Others have commented about eminent domain in the US. I can add that for the European countries I know, compulsory purchase/expropriation does not rely on the consent of the previous owners at all. So the 70% threshold would not be typical, it's really 0%.
That's not to say the state can do anything or that projects cannot be delayed. The details vary but there are usually a couple of principles limiting expropriation to specific purposes (for the ‘public good’ or some similar notion) and requiring a fair compensation, under the control of the courts. Securing the landowners' approval can therefore be useful to avoid lengthy court proceedings but ultimately the decision rests with an ostensibly neutral third party (the court system) rather than with the state or the owners themselves.
If someone wants to try to derail a project, they would need to argue that they haven't been compensated properly or perhaps that the purpose is blatantly illegal, that the damage they would suffer is disproportionately high, etc. and not merely that they do not consent to the expropriation because that's not relevant, legally speaking.

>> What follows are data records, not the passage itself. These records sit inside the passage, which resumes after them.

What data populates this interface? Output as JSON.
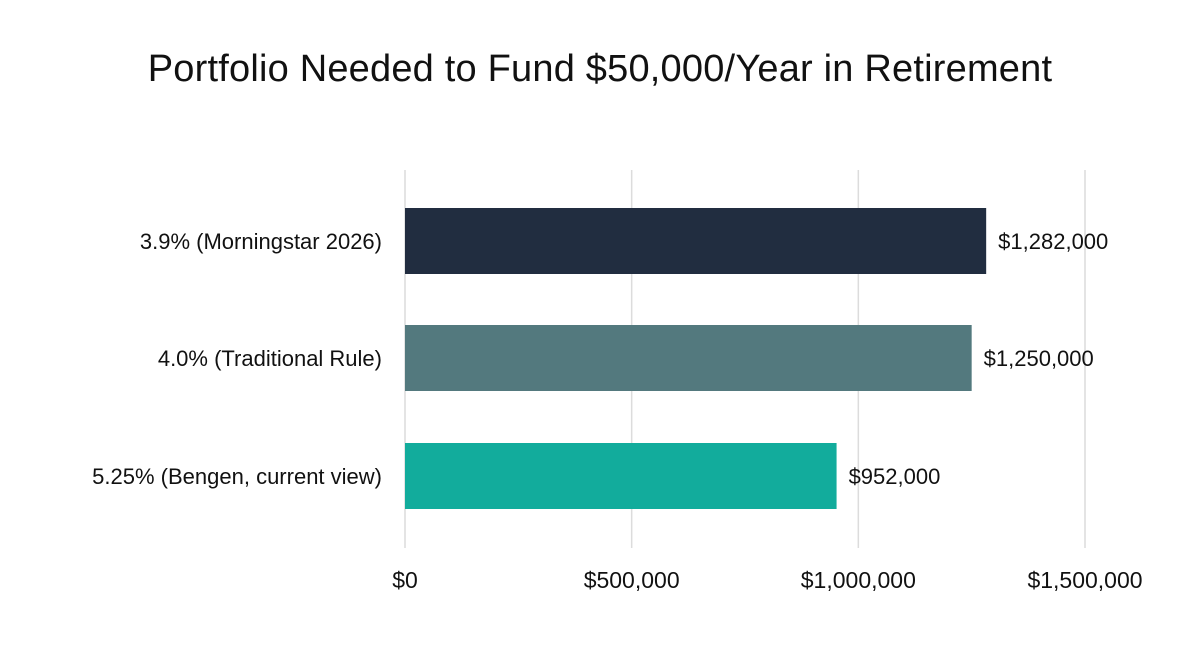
{
  "chart_data": {
    "type": "bar",
    "orientation": "horizontal",
    "title": "Portfolio Needed to Fund $50,000/Year in Retirement",
    "xlabel": "",
    "ylabel": "",
    "categories": [
      "3.9% (Morningstar 2026)",
      "4.0% (Traditional Rule)",
      "5.25% (Bengen, current view)"
    ],
    "values": [
      1282000,
      1250000,
      952000
    ],
    "data_labels": [
      "$1,282,000",
      "$1,250,000",
      "$952,000"
    ],
    "bar_colors": [
      "#212d40",
      "#53797e",
      "#12ac9c"
    ],
    "xlim": [
      0,
      1500000
    ],
    "x_ticks": [
      0,
      500000,
      1000000,
      1500000
    ],
    "x_tick_labels": [
      "$0",
      "$500,000",
      "$1,000,000",
      "$1,500,000"
    ],
    "grid": true,
    "legend": "none"
  }
}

On a more political level, you can observe that this system does not always succeed in regulating this process peacefully. The scale might be smaller than in India (European countries are small and nobody builds big dams anymore!) but there are several recent infrastructure projects that met with significant and at times (relatively) violent resistance (I am thinking about Stuttgart 21 in Germany or Notre-Dame-des-Landes airport in France).